In the 659-page World Report 2016, its 26th edition, the group reviews human rights practices in more than 90 countries.
In his introductory essay, HRW’s Executive Director Kenneth Roth writes that authoritarian governments throughout the world, fearful of peaceful dissent that is often magnified by social media, embarked on the most intense crackdown on independent groups in recent times.
Roth said several commuters were killed or injured during violence that erupted during some Bangladeshi opposition blockades of transport routes.
The group has criticised the government for allegedly harassing the opposition.
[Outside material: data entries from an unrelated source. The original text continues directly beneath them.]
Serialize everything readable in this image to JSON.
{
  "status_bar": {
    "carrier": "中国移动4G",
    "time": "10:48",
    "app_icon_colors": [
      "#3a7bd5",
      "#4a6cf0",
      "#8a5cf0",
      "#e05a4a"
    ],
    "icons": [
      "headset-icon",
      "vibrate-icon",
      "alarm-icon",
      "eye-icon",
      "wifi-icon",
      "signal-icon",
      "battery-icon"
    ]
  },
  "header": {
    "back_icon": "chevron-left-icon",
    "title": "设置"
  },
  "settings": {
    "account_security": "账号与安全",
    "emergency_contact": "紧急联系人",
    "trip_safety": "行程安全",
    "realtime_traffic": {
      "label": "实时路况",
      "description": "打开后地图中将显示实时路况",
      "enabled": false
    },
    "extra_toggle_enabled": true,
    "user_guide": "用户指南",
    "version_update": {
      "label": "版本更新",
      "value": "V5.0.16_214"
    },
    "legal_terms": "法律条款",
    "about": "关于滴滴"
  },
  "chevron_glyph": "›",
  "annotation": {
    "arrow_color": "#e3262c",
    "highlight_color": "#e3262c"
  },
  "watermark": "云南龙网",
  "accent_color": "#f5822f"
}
‘The government, led by Prime Minister Sheikh Hasina, became increasingly authoritarian, with security forces arresting key opposition leaders, often on trumped up charges, and state authorities refusing to prosecute security forces for serious violations, including torture, killings, and enforced disappearances,’ the report says.
‘There is no effective political opposition in Parliament because the main parties chose not to participate, but now the Sheikh Hasina government seems determined to stem all dissenting voices - even outside the parliament,’ said Brad Adams, Asia director. ‘It is terrible that when bloggers were murdered, the government could only preach self-censorship.’
In 2015, four bloggers and a publisher were hacked to death by radical Islamist groups, the report said. Other bloggers, writers, and publishers, whose names were published on a hit-list, went into hiding, concerned that government protection was either absent or at best inadequate. A Shia procession and a Hindu temple faced serious attacks, with many wounded, it said.
Civil society and media faced harsh conditions, the report said, contradicting previous statements by government ministers that media outlets are enjoying adequate freedom under Hasina’s administration.
‘Media critical of the government continued to face closure, as editors and journalists faced charges and arrest. Two men were prosecuted for social media posts criticizing the government,’ the group said.